Он смеется, я плачу.
Но знаю, что он, конечно, прав. Нам лучше перебраться в Москву: мне уже предложили тут работу, хотя я и планировала мужественно выживать за счет нашего с Русом браслетного бизнеса. Друзей у меня больше здесь, кофе тоже тут варят получше, а если я опять нечаянно соблазню чужого мужа, всегда можно переехать в соседний район — и начать все с начала.
Тем более что главная моя причина оставаться у родных пенатов сама уламывает меня переехать. За неделю жизни в столице Богдан успел выпить с бывшими однокурсниками, которые с таким энтузиазмом предложили ему участие в их новом проекте, что стало абсолютно ясно, кто там через полгода станет главным.
— Все будет, моя хорошая. И дом будет, где все по-твоему, и самая большая кровать в спальне, и кресло это, и сад, где ты посадишь яблоню с огромными белыми яблоками. И дети наши будут расти любимыми одинаково, потому что ты самая справедливая и добрая в мире Дашка.
Он останавливается, тянет меня за киоск с мороженым и там вжимает в гладкий тополиный ствол — и целует. Как так получается, что в каждом его поцелуе — все эти обещания и еще миллион будущих, спрессованные в единую белую вспышку, яркую, как сверхновая?
Все будет.
Майское солнце танцует теплыми босыми лучами на наших лицах, пробиваясь через свежие клейкие листики высоченного дерева. Богдан успел еще и снять нам уютную квартиру в самом центре, и зарегистрировать нас в ней, и теперь мы идем в загс, что прячется в одном из старых домов позапрошлого века, — подавать заявление.
Как он обещал.

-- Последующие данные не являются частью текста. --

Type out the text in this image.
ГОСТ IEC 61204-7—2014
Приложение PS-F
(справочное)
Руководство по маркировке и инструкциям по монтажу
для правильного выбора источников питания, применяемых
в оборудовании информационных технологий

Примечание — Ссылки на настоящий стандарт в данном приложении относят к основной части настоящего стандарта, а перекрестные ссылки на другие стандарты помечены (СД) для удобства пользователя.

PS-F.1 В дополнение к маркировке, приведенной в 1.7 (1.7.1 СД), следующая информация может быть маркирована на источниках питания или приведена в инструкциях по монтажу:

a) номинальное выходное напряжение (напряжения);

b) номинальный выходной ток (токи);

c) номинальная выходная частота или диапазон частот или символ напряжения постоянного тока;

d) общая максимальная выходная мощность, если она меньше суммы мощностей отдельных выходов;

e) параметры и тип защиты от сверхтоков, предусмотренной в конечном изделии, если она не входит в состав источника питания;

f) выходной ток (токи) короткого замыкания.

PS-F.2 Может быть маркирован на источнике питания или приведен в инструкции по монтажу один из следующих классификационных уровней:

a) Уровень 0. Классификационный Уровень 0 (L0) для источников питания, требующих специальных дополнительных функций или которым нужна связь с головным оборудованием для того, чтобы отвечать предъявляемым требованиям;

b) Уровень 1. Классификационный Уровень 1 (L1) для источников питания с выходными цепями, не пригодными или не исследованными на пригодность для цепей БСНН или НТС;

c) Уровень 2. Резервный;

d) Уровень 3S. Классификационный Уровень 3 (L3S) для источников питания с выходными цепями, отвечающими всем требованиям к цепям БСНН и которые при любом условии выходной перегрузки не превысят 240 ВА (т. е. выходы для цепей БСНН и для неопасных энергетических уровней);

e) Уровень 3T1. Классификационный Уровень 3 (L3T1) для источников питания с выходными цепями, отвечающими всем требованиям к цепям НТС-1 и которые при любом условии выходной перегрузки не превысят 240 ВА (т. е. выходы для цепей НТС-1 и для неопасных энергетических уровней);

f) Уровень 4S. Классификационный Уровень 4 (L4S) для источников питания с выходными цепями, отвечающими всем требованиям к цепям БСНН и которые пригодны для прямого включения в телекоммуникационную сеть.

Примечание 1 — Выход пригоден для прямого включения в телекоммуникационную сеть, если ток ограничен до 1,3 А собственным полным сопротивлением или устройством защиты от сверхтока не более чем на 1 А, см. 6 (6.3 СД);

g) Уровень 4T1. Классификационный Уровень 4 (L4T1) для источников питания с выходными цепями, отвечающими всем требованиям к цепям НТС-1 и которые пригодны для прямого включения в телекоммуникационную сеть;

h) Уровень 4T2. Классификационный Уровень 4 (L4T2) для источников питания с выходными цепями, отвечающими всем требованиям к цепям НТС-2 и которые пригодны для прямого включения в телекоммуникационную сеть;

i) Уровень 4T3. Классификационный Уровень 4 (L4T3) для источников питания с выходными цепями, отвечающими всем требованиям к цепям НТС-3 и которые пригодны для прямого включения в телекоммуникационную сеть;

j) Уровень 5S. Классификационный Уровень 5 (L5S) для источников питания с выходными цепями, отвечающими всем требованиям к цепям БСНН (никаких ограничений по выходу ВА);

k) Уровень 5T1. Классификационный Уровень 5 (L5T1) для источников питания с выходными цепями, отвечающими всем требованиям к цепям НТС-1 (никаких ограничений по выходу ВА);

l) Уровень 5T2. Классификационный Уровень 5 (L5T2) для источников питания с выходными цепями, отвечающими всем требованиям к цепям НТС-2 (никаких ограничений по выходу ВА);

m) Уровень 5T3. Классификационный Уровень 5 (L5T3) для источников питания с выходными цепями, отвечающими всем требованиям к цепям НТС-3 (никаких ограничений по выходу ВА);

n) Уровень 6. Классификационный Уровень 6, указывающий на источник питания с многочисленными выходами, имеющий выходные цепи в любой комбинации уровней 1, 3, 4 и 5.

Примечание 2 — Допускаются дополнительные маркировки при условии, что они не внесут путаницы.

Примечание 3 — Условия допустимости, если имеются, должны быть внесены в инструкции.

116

Ведь если Богдан обещал — он выполнит.
Мне страшно.
Если честно, мне страшно так, что я готова развернуться и бежать отсюда опрометью, запереться на десять замков, забиться в глубокое древнее кресло, доставшееся нам вместе со скрипучей кроватью и сонмом разнокалиберных чашек, завернуться в тот самый клетчатый плед и трястись от ужаса.

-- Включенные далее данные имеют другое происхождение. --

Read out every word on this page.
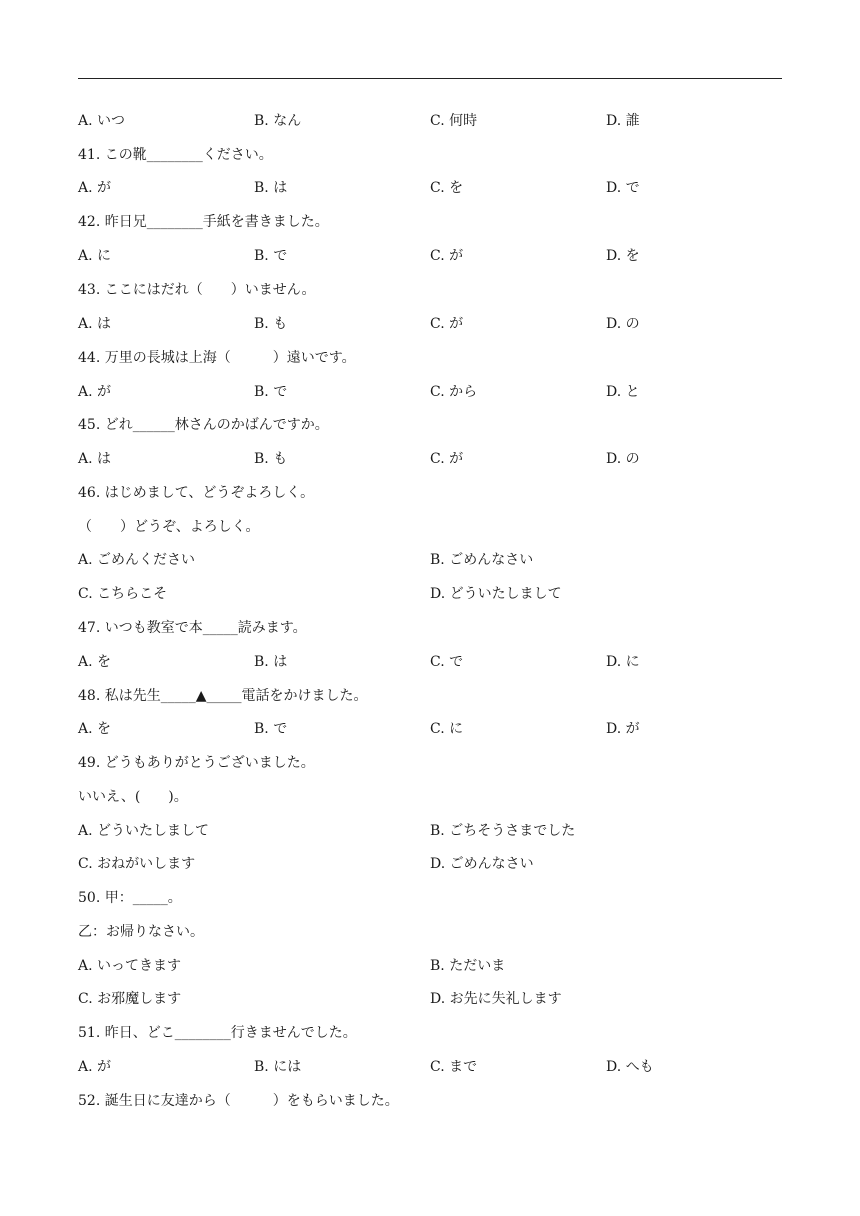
A. いつ	B. なん	C. 何時	D. 誰
41. この靴________ください。
A. が	B. は	C. を	D. で
42. 昨日兄________手紙を書きました。
A. に	B. で	C. が	D. を
43. ここにはだれ（　　）いません。
A. は	B. も	C. が	D. の
44. 万里の長城は上海（　　　）遠いです。
A. が	B. で	C. から	D. と
45. どれ______林さんのかばんですか。
A. は	B. も	C. が	D. の
46. はじめまして、どうぞよろしく。
（　　）どうぞ、よろしく。
A. ごめんください	B. ごめんなさい
C. こちらこそ	D. どういたしまして
47. いつも教室で本_____読みます。
A. を	B. は	C. で	D. に
48. 私は先生_____▲_____電話をかけました。
A. を	B. で	C. に	D. が
49. どうもありがとうございました。
いいえ、(　　)。
A. どういたしまして	B. ごちそうさまでした
C. おねがいします	D. ごめんなさい
50. 甲：_____。
乙：お帰りなさい。
A. いってきます	B. ただいま
C. お邪魔します	D. お先に失礼します
51. 昨日、どこ________行きませんでした。
A. が	B. には	C. まで	D. へも
52. 誕生日に友達から（　　　）をもらいました。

Пока не придет он, не устроится на полу, положив мне голову на колени, и не спросит:
— Ну что ты опять придумала себе, хорошая моя?
А я зароюсь пальцами в его темные пряди и тихонько расскажу. Может быть.
Сегодня утром, когда я вертелась перед зеркалом, примеряя летящую красную юбку с полосатой блузой и подбирала самые звонкие, самые весенние туфли и сумочку, телефон привычно звякнул пришедшим сообщением, и я подхватила его, все еще улыбаясь.